There's a lot less rainforest than there once was. There used to be 330 million acres of rainforest in eastern Brazil, called the Mata Atlantica. Settlers arrived hundreds of years ago and began destroying the forest for the wood, and to create fields for pasture and crops. Only 7 percent of the Mata Atlantica remains, and destruction is still going on. Every time a tree is burned, its stored carbon is released. As more carbon is released into the air, the planet gets warmer.
That worries Dario Ahnert, a plant expert at the State University of Santa Cruz in Eastern Brazil. He says farmers need an incentive to save the remaining forest, and he hopes chocolate will be that incentive. Chocolate used to be a huge industry here, but in the past two decades, plant disease and low prices in the world market for cocoa beans devastated the industry. Farmers turned to other ways of making a living, including logging trees or burning the forest for farmland or pasture. When the nutrients in the soil were used up, the land was abandoned.
Joao Tavares is a fourth-generation cocoa producer. Tavares, along with his brother and father, has 2,200 acres of rainforest planted with cacao trees. They grow cocoa using a method called cabruca — cutting down just a few of the tall rainforest trees, and planting the mid-height cacao trees underneath.
Inside Tavares' cabruca forest, the ground is covered in a thick layer of composting leaves. It's moist, shady and cool here in the cabruca. Football-shaped pods — striped in yellow and green and orange and brown — jut out from the trunks and branches of the cacao trees.
Tavares has worked hard to maintain, and also to restore, his little piece of the rainforest. He says that in the past 10 years, he has planted many wild trees.
"We understand that we have to preserve the cabruca," Tavares says, "even if you have less production."
He gets fewer cacao trees to the acre by planting inside the forest. But he avoids the drawbacks other farmers struggle with when they grow cacao trees on more open land.
"You have more production, but you have lots of problems," Tavares explains. "You have more disease, more insects, so we decide to preserve."
There's also an expanding market for environmentally friendly chocolate. Tavares has been able to get a premium for some of his crop.
Still, his friend, professor Ahnert, admits that cabruca is a tough sell: Farmers want more so-called modern approaches and quicker money. That's why Ahnert hopes that cabruca can become part of the carbon credit market. Farmers would then get money for preserving forest trees, as well as for their chocolate.
"You could increase the income, so I hope some day people that maintain this area are able to get carbon credits," Ahnert says.
The World Agroforestry Center and the chocolate manufacturer Mars Inc. are currently studying how carbon storage can be measured on cabruca-like farms, and whether a carbon credit system would help farmers — and the environment.
And there's an even more ambitious idea out there. Howard Shapiro, chief agronomist at Mars, hopes that chocolate could even bring back a little of the forest paradise that's been lost.
He's doing tests with local scientists at Brazil's national chocolate research institute.
"This is an area that's been planted on degraded land," Shapiro says, giving a tour of the three-acre research plot.
After the forest disappeared, the soil became hard and compact, like yellow cement. Only weeds grew in it. Shapiro and his colleagues asked local farmers what sort of plants they would like, both in the long run and while they wait for the soil to become rich enough to support cacao trees.

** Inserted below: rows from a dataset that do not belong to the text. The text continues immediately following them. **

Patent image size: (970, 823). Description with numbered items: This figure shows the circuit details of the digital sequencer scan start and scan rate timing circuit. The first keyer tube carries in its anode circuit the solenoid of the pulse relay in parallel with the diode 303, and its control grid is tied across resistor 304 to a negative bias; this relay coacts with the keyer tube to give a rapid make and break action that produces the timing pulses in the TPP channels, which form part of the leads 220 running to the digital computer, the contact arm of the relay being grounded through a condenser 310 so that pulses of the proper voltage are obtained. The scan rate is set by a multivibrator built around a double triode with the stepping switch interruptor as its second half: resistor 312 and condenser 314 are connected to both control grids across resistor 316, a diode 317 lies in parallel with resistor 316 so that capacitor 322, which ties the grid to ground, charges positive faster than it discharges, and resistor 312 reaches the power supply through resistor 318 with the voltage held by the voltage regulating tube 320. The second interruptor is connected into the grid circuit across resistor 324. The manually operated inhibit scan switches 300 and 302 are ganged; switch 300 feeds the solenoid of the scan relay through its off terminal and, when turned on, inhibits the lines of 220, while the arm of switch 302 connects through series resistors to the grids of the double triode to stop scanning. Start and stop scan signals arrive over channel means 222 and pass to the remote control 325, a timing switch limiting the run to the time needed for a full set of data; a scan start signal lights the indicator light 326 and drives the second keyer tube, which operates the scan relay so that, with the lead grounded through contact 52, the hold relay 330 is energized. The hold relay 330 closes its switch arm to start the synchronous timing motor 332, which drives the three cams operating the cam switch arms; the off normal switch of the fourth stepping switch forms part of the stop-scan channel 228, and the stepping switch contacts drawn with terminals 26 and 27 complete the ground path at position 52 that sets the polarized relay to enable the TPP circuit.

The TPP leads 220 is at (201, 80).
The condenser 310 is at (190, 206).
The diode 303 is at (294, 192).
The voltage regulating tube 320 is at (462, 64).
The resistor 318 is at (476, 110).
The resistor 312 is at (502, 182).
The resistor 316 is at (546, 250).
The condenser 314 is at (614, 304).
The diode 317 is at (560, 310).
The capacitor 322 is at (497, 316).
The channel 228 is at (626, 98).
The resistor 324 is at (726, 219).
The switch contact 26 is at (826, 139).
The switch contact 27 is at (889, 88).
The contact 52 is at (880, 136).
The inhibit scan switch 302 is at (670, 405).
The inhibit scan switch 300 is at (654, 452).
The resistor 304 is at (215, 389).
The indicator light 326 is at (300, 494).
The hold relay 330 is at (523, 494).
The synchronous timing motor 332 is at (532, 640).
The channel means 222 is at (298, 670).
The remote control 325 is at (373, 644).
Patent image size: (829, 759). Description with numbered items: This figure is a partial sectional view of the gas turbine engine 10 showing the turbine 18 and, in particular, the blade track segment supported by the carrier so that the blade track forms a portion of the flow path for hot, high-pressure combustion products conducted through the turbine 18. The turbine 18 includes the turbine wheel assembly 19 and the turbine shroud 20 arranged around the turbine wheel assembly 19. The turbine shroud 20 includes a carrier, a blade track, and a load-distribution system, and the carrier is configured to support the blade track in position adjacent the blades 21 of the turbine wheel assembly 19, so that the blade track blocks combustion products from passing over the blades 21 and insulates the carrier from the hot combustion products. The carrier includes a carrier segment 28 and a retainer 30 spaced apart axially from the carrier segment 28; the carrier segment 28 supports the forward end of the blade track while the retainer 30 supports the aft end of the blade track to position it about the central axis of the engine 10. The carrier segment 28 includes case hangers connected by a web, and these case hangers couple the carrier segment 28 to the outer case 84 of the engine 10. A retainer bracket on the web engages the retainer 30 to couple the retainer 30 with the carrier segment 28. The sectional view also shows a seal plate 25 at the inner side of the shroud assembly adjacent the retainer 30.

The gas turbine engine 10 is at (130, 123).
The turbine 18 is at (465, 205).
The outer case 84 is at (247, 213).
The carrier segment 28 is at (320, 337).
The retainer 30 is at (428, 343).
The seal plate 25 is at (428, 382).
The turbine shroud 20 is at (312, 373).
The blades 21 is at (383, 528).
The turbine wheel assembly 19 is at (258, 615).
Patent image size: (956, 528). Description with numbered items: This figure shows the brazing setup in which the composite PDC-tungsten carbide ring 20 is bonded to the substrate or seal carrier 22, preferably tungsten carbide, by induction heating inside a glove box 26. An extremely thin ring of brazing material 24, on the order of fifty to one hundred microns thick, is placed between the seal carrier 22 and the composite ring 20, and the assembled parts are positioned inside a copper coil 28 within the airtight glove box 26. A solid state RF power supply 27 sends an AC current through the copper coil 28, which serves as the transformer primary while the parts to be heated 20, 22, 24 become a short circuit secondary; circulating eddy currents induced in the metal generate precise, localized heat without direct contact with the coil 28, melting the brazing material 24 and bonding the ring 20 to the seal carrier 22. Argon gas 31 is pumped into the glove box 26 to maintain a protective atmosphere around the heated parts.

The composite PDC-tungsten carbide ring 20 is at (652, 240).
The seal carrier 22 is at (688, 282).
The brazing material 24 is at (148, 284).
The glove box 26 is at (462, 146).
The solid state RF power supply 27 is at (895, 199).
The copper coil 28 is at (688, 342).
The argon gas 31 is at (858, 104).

"What we decided to do was, we would begin with annual crops," Shapiro explains. "Corn, beans — things that have a cash crop value — melons, squashes, and begin to establish bananas for shade, then start to plant cacao."
They also planted rubber trees, and heliconium flowers. The first plants went in seven years ago. Now it's easy to grab a handful of soil. It's dark brown, moist and crumbly, like devil's food cake — with worms. But the worms are good for the soil.
"See all the little flowers on this tree?" Shapiro asks, pointing to a cacao tree. "All those little pink buds. ... It's healthy. These trees are healthy."
Shapiro wants to work out the details, but he's ready to say the project is a success. "We learned that you could take totally abandoned land, and you could restore it to profitability after about three years," he says.